What makes no sense is why China would want to become a competitor to Exxon instead of improving its own domestic situation through the addition of geographically sensible reserves.
The only conclusions are that China doesn't really know what it's getting into, that it's getting bad advice from Goldman Sachs and the rest of its American advisors on the Unocal deal, or that there is something deeper involved in its quest for Unocal. In our opinion, the latter is the more likely case.
Here are three interesting facts put forth by the Journal:
In our opinion, the Journal, while clearly listing some interesting observations is missing an important point.
China's purchase of Unocal, even if it did not lead to the diversion of natural gas toward its own borders, would give it control of the energy supply used by Thailand, Myanmar, Bangladesh, and Indonesia. It would also put some pressure on Japan and South Korea.
In other words, in one fell swoop, China would become the energy czar for a significant portion of South East Asia, and would gain valuable leverage with which to further its other goals, the expansion of its influence, and the ability to project its power. A scenario in which China could use its leverage to gain concessions from the four countries mentioned, including the placement of military bases, fueling stations for submarines and merchant ships, and the placement of surveillance equipment and communication relay stations in all of those countries is an easy next step to visualize.
All the while, China could also make money by continuing to sell energy to those countries by honoring existing contracts, while negotiating more lucrative ones in the future.
Indeed, the Unocal purchase can easily be looked upon as a threat to national security, especially if you live in Thailand, Myanmar, Bangladesh, Indonesia, Japan, or anywhere else in Asia.
Oil Market Summary And Outlook: Drifting Lower
Supply data surprised traders as crude oil, gasoline, and distillate inventories built up. Traders expected the latter two to rise in stockpiles, but were expecting crude to fall. There was a larger than expected rise in imports cited as the cause for the build up.

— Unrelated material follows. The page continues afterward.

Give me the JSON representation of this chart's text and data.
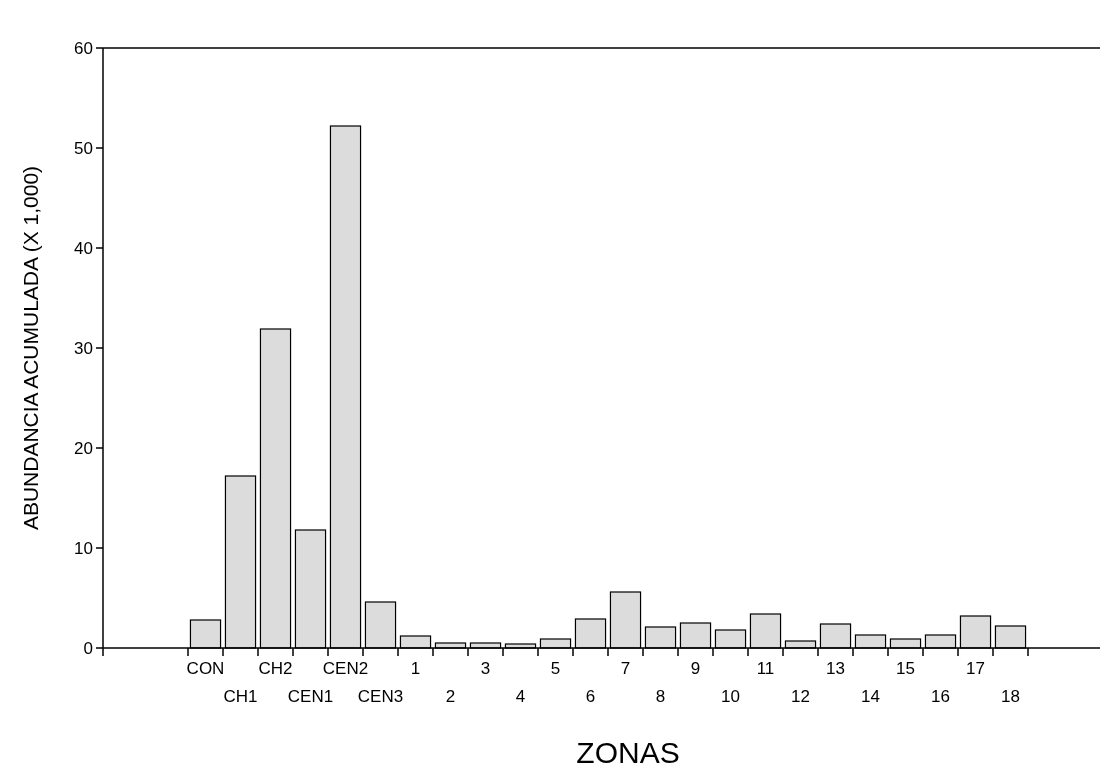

Refinery capacity is tight, and demand remains robust.
Still, on 6-27 in this space we noted that while some were calling for $100 oil, others were more cautious. We noted the following: According to the Wall Street Journal "Their take: Oil is headed lower -- a lot lower. For several years, this small group of analysts, industry observers and even some oil-company executives has argued that demand for crude oil relative to its supply doesn't justify record high prices, which have climbed about 60% in the past year."
The bullish argument is based on the following: "new fields that should begin producing oil in the next few years as well as the growing prominence of alternatives to traditional crude, such as the massive, oil-laden tar sands in Canada. Others in the bear camp insist oil markets no longer spook easily over geopolitical fears such as Middle East instability.
The key is still what happens at the $60 area for crude and the 900 area for the XOI. If they both finish the week above those key prices, next week could be a very tough week for those wishing to see lower oil prices.
If there are no breaches of these key chart areas, we could see a push toward $70 in the next few days. A break below 56.91, could lead to prices testing the 52 area.
The Philadelphia Oil Service Index (OSX) pulled back, but is still holding above key support. The index delivered a major break out last week, but pulled back on Tuesday.
The Amex Oil Index (XOI) is still within reach of all time highs. The 900 area is critical.